Researchers showed hundreds of participants random photos of a cluttered living space. Both men and women found a messy room just as messy and a tidy room just as tidy. On average, men tidy up for 10 minutes every day, but cleaning consumes a third of women’s 1 hour 20 minutes of household chores daily. Why, then, do women clean more? Respondents participating in the study were randomly told whether the messy photo depicted either “John’s” or “Jennifer’s” room. Participants – regardless of gender – held “Jennifer’s” room, even the ‘tidy’ version, to a much higher standard and were more likely to judge “Jennifer” negatively. This suggests that women bear the burden of cleanliness more intensely than men.

Because women and men appear to see the same mess, one hypothesis for the observed difference in cleaning times is that women may more strongly anticipate being judged by their peers, especially by other women. This could cause a cycle of prejudice. Alternatively, women may find cleaning less unpleasant, or perhaps use cleaning as a means of procrastination, where men might not do so. Hopefully future studies will further investigate these questions, as well as confounding factors like work, family, and economic class.

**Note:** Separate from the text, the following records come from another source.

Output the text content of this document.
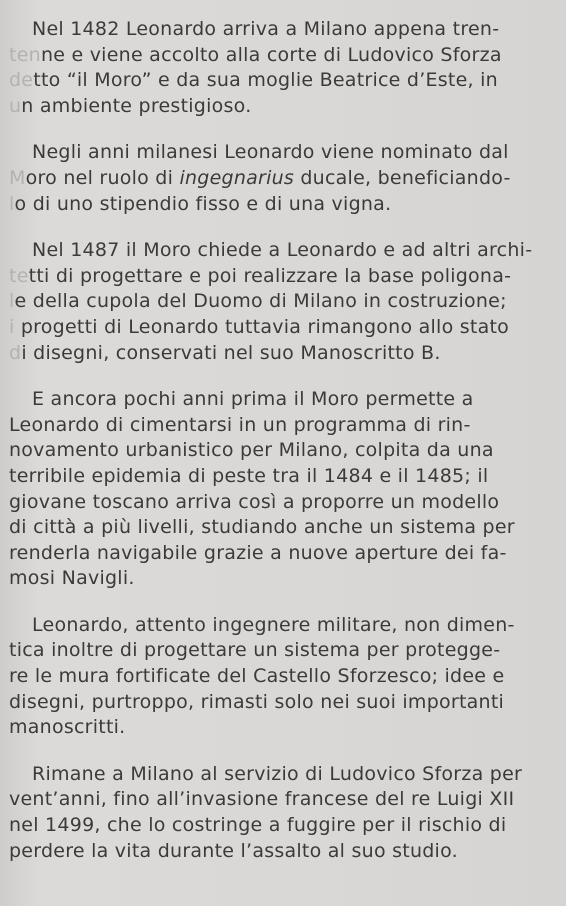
Nel 1482 Leonardo arriva a Milano appena tren-
tenne e viene accolto alla corte di Ludovico Sforza
detto “il Moro” e da sua moglie Beatrice d’Este, in
un ambiente prestigioso.

Negli anni milanesi Leonardo viene nominato dal
Moro nel ruolo di ingegnarius ducale, beneficiando-
lo di uno stipendio fisso e di una vigna.

Nel 1487 il Moro chiede a Leonardo e ad altri archi-
tetti di progettare e poi realizzare la base poligona-
le della cupola del Duomo di Milano in costruzione;
i progetti di Leonardo tuttavia rimangono allo stato
di disegni, conservati nel suo Manoscritto B.

E ancora pochi anni prima il Moro permette a
Leonardo di cimentarsi in un programma di rin-
novamento urbanistico per Milano, colpita da una
terribile epidemia di peste tra il 1484 e il 1485; il
giovane toscano arriva così a proporre un modello
di città a più livelli, studiando anche un sistema per
renderla navigabile grazie a nuove aperture dei fa-
mosi Navigli.

Leonardo, attento ingegnere militare, non dimen-
tica inoltre di progettare un sistema per protegge-
re le mura fortificate del Castello Sforzesco; idee e
disegni, purtroppo, rimasti solo nei suoi importanti
manoscritti.

Rimane a Milano al servizio di Ludovico Sforza per
vent’anni, fino all’invasione francese del re Luigi XII
nel 1499, che lo costringe a fuggire per il rischio di
perdere la vita durante l’assalto al suo studio.
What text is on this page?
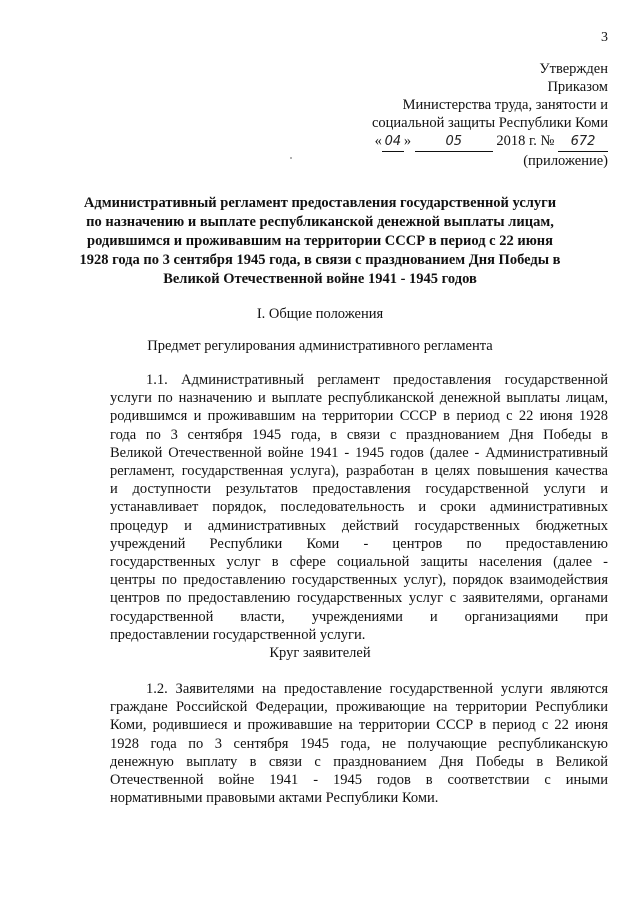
3
Утвержден
Приказом
Министерства труда, занятости и
социальной защиты Республики Коми
« 04 »	05 2018 г. № 672
(приложение)
Административный регламент предоставления государственной услуги
по назначению и выплате республиканской денежной выплаты лицам,
родившимся и проживавшим на территории СССР в период с 22 июня
1928 года по 3 сентября 1945 года, в связи с празднованием Дня Победы в
Великой Отечественной войне 1941 - 1945 годов
I. Общие положения
Предмет регулирования административного регламента
1.1. Административный регламент предоставления государственной
услуги по назначению и выплате республиканской денежной выплаты лицам,
родившимся и проживавшим на территории СССР в период с 22 июня 1928
года по 3 сентября 1945 года, в связи с празднованием Дня Победы в
Великой Отечественной войне 1941 - 1945 годов (далее - Административный
регламент, государственная услуга), разработан в целях повышения качества
и доступности результатов предоставления государственной услуги и
устанавливает порядок, последовательность и сроки административных
процедур и административных действий государственных бюджетных
учреждений Республики Коми - центров по предоставлению
государственных услуг в сфере социальной защиты населения (далее -
центры по предоставлению государственных услуг), порядок взаимодействия
центров по предоставлению государственных услуг с заявителями, органами
государственной власти, учреждениями и организациями при
предоставлении государственной услуги.
Круг заявителей
1.2. Заявителями на предоставление государственной услуги являются
граждане Российской Федерации, проживающие на территории Республики
Коми, родившиеся и проживавшие на территории СССР в период с 22 июня
1928 года по 3 сентября 1945 года, не получающие республиканскую
денежную выплату в связи с празднованием Дня Победы в Великой
Отечественной войне 1941 - 1945 годов в соответствии с иными
нормативными правовыми актами Республики Коми.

Managing Correspondent: Rhea Grover

 Popular News Article: Men do see the mess – they just aren’t judged for it the way women arePhys.org

Original Scientific Article: Good Housekeeping, Great Expectations: Gender and Housework NormsSAGE Journals

Image Credit: “Cleaning” by John Paul Goguen is licensed under CC BY-NC 2.0

 

 

4 thoughts on “Dirtiness is perceived by all, cleanliness is pursued by women

  1. Women are judged, for cleaning, cooking, raising kids, etc etc etc. The list is endless. We are far from gender equality.

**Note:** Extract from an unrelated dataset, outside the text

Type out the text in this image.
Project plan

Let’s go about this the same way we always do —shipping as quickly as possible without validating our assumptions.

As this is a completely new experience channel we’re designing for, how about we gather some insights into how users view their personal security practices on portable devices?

    1. You’re right, Manika. We are far from gender equality. Men comprise 99% of all combat deaths, are more likely to commit suicide, become homeless, become injured on the job. Intimate partner abuse where the female partner is the abuser occurs at similar rates to male abuse, yet there are only 2 male abuse victim shelters in the entire country. Women are more likely to be admitted to college, and are there are twice as many women admitted to graduate school as there are men. Men can be conscripted to die in battle for their country while women cannot.

      Yes, we are far from gender equality indeed.

  2. I’ve heard this theory before and it’s a plausible hypothesis. Another possibility is that men see the same mess, and as a general matter, it simply bothers them less. I would have to say that in general, there’ve been several women I’ve known through the years who feel this profound, deep-seated irritation and unease with messy surroundings. It seems to be a more prominent trait among females. I’ve not often met a male who reacts with sheer frustration to clutter and general messiness in a house. I think the theory presented above is plausible, but that some inherent differences in prioritization traits between genders is more likely. What I think is interesting is that the “judgmentalness” hypothesis assumes that the study subjects’ bias — in rating the “messiness” of two (female/male) rooms — equals negative judgment in practice. But if you asked the study subject — would you not hang out with or befriend this or that person based on their room’s messiness? — You would probably find that the “messiness-based” judgment is markedly less harsh among men. We generally don’t care if a place is a pig sty. And if it’s a woman’s house, I’d venture to say we’re just happy to be there — dust, dirt and all.